Closed skojaku closed 9 months ago
The solver starts from random vectors and update them iteratively to get the eigenvectors until convergence. The initial vectors are randomly initialized and are different between me and Bianka. Usually, the solver produces the same eigevectors if iteration converges. But given that the solver sometimes does not converge, and we did some trick to get through the non-convergence problem, the output of the eigensolvers might differ.
Having examining the error message, it says that the matrix to be decomposed has extremely large/small values. And this occurrs when a node has effectively nearly zero degree during the iteration process, i.e., the node has edges but the weight (similarity) of the edges are very close to zero, so that the node is effectively unconnected to the rest of the network. If such a node exists, the normalized laplacian breaks since it involves the inverse of the node’s degree.
I confirmed that the problem is fixed by clipping the degree when if the degree is extremely small. Now that the iterative embedding works without any convergence problem, although this fix did not produce an extreme separation like 10^8.

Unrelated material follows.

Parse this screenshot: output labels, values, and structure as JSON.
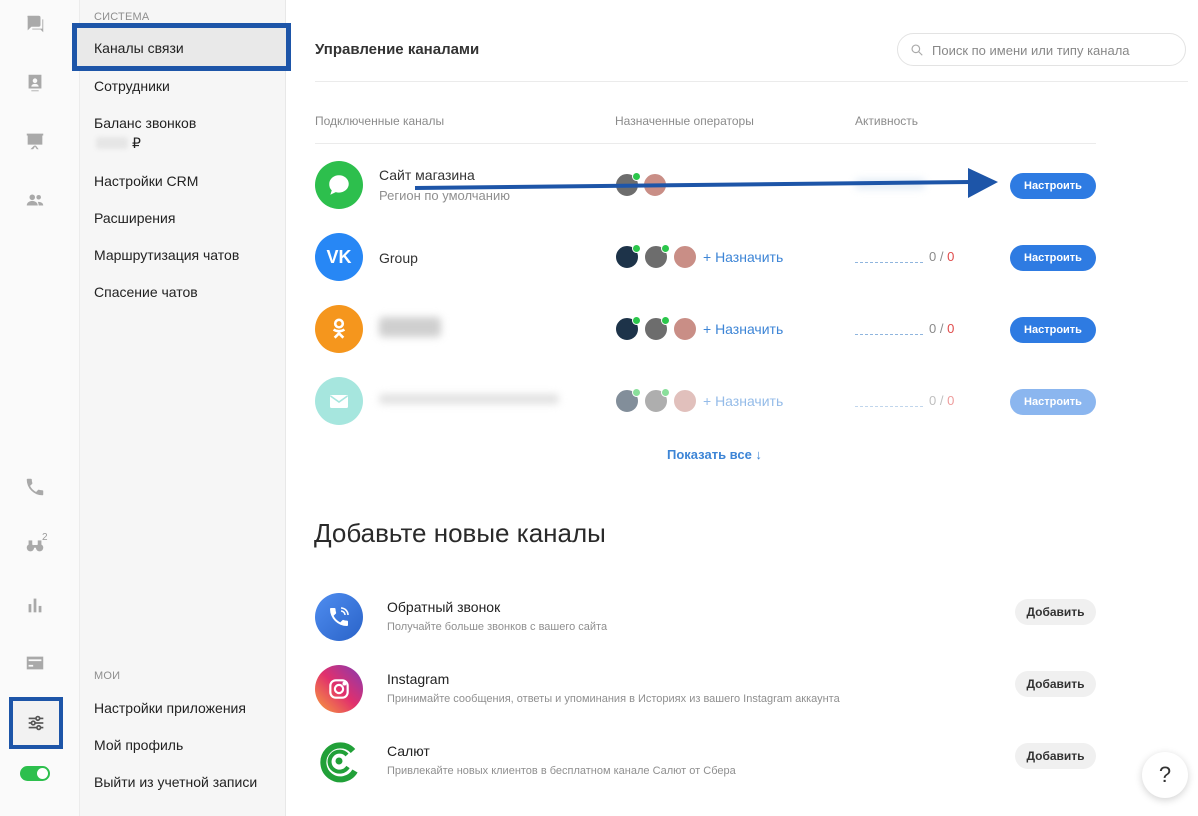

Following the original algorithm, we don't use anymore the normalized version of the graph Laplacian for which this examination was carried out.
Identified that this line of the code is the cause of the stability. By examining the error message from the eign solver, the matrix to be decomposed have excessively large values and make the solver instable.
https://github.com/BianKov/iterEmb/blob/dd8691be25335f1cd6168d331f42938a63545456/iteremb/embedding.py#L349C6-L349C54
A quick fix would be to clip the value to a very small value, for instance
sparse.diags(1.0/np.maximum(1e-16,np.sqrt(deg)))
This will help the solver being stable and perhaps run faster.